Why the Halving Might Never Have Mattered

Although it may not be a widely adhered to point of view, it’s worth being aware of the case for the halving not simply becoming reduced in significance but never having actually been a critical factor affecting bitcoin’s price cycles.

Essentially, it’s a simple argument: larger rises and falls in Bitcoin’s price may appear to match up with halving events, but they also correspond closely with ups and downs in the global M2 money supply, and from there, it’s plausible that it is in fact the latter influence, liquidity, that is the primary driving factor.

Reasons the Halving Is Still Important

On the other side of the fence, most arguments for the importance of the halving come down to straightforward matters of supply and demand, which aren’t eclipsed by the arrival of spot ETFs. In fact, this view takes into account the ETFs: last week, ETF inflows were eating up, on average, around 9,000 BTC per day, while new coin issuance is only around 900 BTC per day, an amount which, after the halving will be reduced to around 450 BTC per day.

That means the ETFs–as things stand, pre-halving–are taking in around ten times more bitcoin than is being newly issued, and so on the surface of it, cutting issuance in half looks significant. But there’s also another, less quantifiable factor at work, which is trading psychology, along with the influence of popular narratives and shared beliefs.
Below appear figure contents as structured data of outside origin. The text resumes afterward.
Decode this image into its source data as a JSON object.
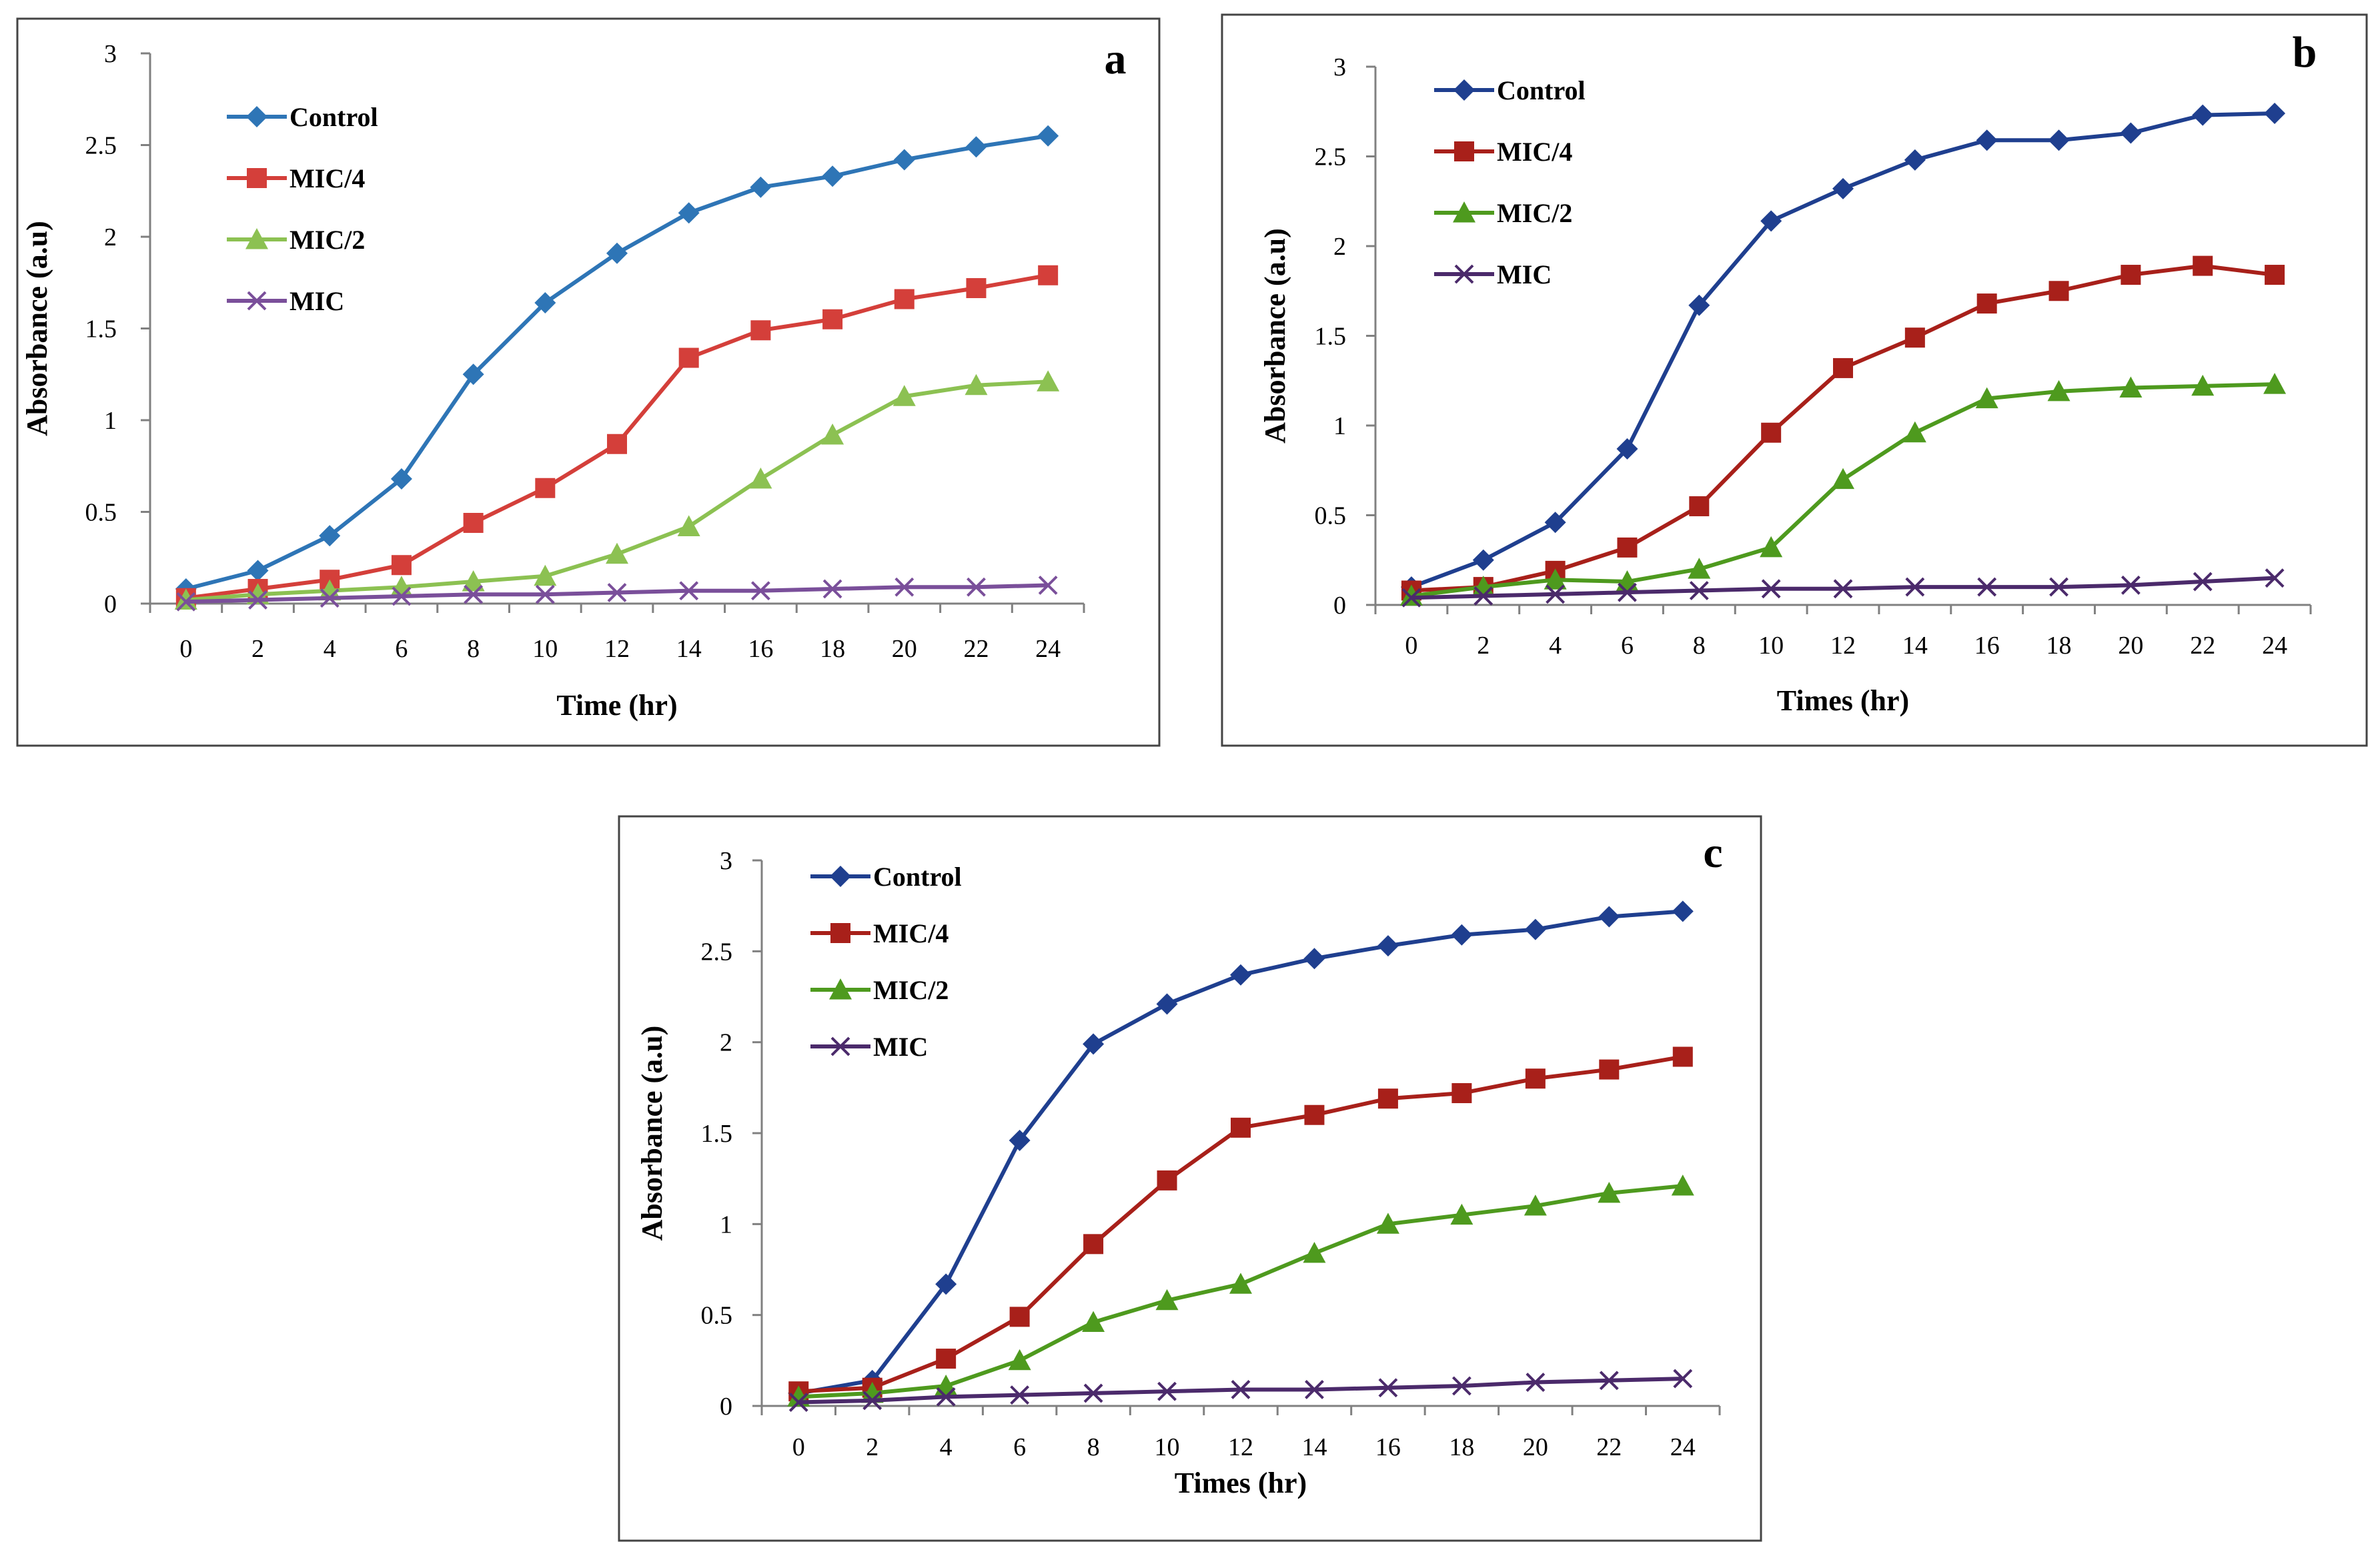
{
  "figure": {
    "panels": [
      "a",
      "b",
      "c"
    ]
  },
  "chart_data": [
    {
      "type": "line",
      "panel_label": "a",
      "title": "",
      "xlabel": "Time (hr)",
      "ylabel": "Absorbance (a.u)",
      "x": [
        0,
        2,
        4,
        6,
        8,
        10,
        12,
        14,
        16,
        18,
        20,
        22,
        24
      ],
      "xticks": [
        "0",
        "2",
        "4",
        "6",
        "8",
        "10",
        "12",
        "14",
        "16",
        "18",
        "20",
        "22",
        "24"
      ],
      "yticks": [
        "0",
        "0.5",
        "1",
        "1.5",
        "2",
        "2.5",
        "3"
      ],
      "ylim": [
        0,
        3
      ],
      "grid": false,
      "legend_position": "top-left",
      "series": [
        {
          "name": "Control",
          "color": "#2e75b6",
          "marker": "diamond",
          "values": [
            0.08,
            0.18,
            0.37,
            0.68,
            1.25,
            1.64,
            1.91,
            2.13,
            2.27,
            2.33,
            2.42,
            2.49,
            2.55
          ]
        },
        {
          "name": "MIC/4",
          "color": "#d43f3a",
          "marker": "square",
          "values": [
            0.03,
            0.08,
            0.13,
            0.21,
            0.44,
            0.63,
            0.87,
            1.34,
            1.49,
            1.55,
            1.66,
            1.72,
            1.79
          ]
        },
        {
          "name": "MIC/2",
          "color": "#8cc152",
          "marker": "triangle",
          "values": [
            0.02,
            0.05,
            0.07,
            0.09,
            0.12,
            0.15,
            0.27,
            0.42,
            0.68,
            0.92,
            1.13,
            1.19,
            1.21
          ]
        },
        {
          "name": "MIC",
          "color": "#7a4f9a",
          "marker": "x",
          "values": [
            0.01,
            0.02,
            0.03,
            0.04,
            0.05,
            0.05,
            0.06,
            0.07,
            0.07,
            0.08,
            0.09,
            0.09,
            0.1
          ]
        }
      ]
    },
    {
      "type": "line",
      "panel_label": "b",
      "title": "",
      "xlabel": "Times (hr)",
      "ylabel": "Absorbance (a.u)",
      "x": [
        0,
        2,
        4,
        6,
        8,
        10,
        12,
        14,
        16,
        18,
        20,
        22,
        24
      ],
      "xticks": [
        "0",
        "2",
        "4",
        "6",
        "8",
        "10",
        "12",
        "14",
        "16",
        "18",
        "20",
        "22",
        "24"
      ],
      "yticks": [
        "0",
        "0.5",
        "1",
        "1.5",
        "2",
        "2.5",
        "3"
      ],
      "ylim": [
        0,
        3
      ],
      "grid": false,
      "legend_position": "top-left",
      "series": [
        {
          "name": "Control",
          "color": "#1f3f8f",
          "marker": "diamond",
          "values": [
            0.1,
            0.25,
            0.46,
            0.87,
            1.67,
            2.14,
            2.32,
            2.48,
            2.59,
            2.59,
            2.63,
            2.73,
            2.74
          ]
        },
        {
          "name": "MIC/4",
          "color": "#a8201a",
          "marker": "square",
          "values": [
            0.08,
            0.1,
            0.19,
            0.32,
            0.55,
            0.96,
            1.32,
            1.49,
            1.68,
            1.75,
            1.84,
            1.89,
            1.84
          ]
        },
        {
          "name": "MIC/2",
          "color": "#4e9a1e",
          "marker": "triangle",
          "values": [
            0.05,
            0.1,
            0.14,
            0.13,
            0.2,
            0.32,
            0.7,
            0.96,
            1.15,
            1.19,
            1.21,
            1.22,
            1.23
          ]
        },
        {
          "name": "MIC",
          "color": "#4b2a6b",
          "marker": "x",
          "values": [
            0.04,
            0.05,
            0.06,
            0.07,
            0.08,
            0.09,
            0.09,
            0.1,
            0.1,
            0.1,
            0.11,
            0.13,
            0.15
          ]
        }
      ]
    },
    {
      "type": "line",
      "panel_label": "c",
      "title": "",
      "xlabel": "Times (hr)",
      "ylabel": "Absorbance (a.u)",
      "x": [
        0,
        2,
        4,
        6,
        8,
        10,
        12,
        14,
        16,
        18,
        20,
        22,
        24
      ],
      "xticks": [
        "0",
        "2",
        "4",
        "6",
        "8",
        "10",
        "12",
        "14",
        "16",
        "18",
        "20",
        "22",
        "24"
      ],
      "yticks": [
        "0",
        "0.5",
        "1",
        "1.5",
        "2",
        "2.5",
        "3"
      ],
      "ylim": [
        0,
        3
      ],
      "grid": false,
      "legend_position": "top-left",
      "series": [
        {
          "name": "Control",
          "color": "#1f3f8f",
          "marker": "diamond",
          "values": [
            0.07,
            0.14,
            0.67,
            1.46,
            1.99,
            2.21,
            2.37,
            2.46,
            2.53,
            2.59,
            2.62,
            2.69,
            2.72
          ]
        },
        {
          "name": "MIC/4",
          "color": "#a8201a",
          "marker": "square",
          "values": [
            0.08,
            0.1,
            0.26,
            0.49,
            0.89,
            1.24,
            1.53,
            1.6,
            1.69,
            1.72,
            1.8,
            1.85,
            1.92
          ]
        },
        {
          "name": "MIC/2",
          "color": "#4e9a1e",
          "marker": "triangle",
          "values": [
            0.05,
            0.07,
            0.11,
            0.25,
            0.46,
            0.58,
            0.67,
            0.84,
            1.0,
            1.05,
            1.1,
            1.17,
            1.21
          ]
        },
        {
          "name": "MIC",
          "color": "#4b2a6b",
          "marker": "x",
          "values": [
            0.02,
            0.03,
            0.05,
            0.06,
            0.07,
            0.08,
            0.09,
            0.09,
            0.1,
            0.11,
            0.13,
            0.14,
            0.15
          ]
        }
      ]
    }
  ]
}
Look at any of the visualized, long-term Bitcoin projections that circulate online, running from launch in 2009 to the current moment and then out into the next decade, and the halvings feature prominently. In fact, they are often the central columns from which emanate blow-off tops and crypto-winter troughs, and what’s more, BTC’s repeating price swings appear remarkably well-ordered.

As such, the idea that the halvings are fundamental to price action has become ingrained, and from this perspective, even if the halvings didn’t matter from a technical standpoint, they would still be critical simply because they influence expectations, and expectations influence behavior.

Or, to put it another way, as long as enough people believe that the halvings matter, then the halvings may still continue to be important.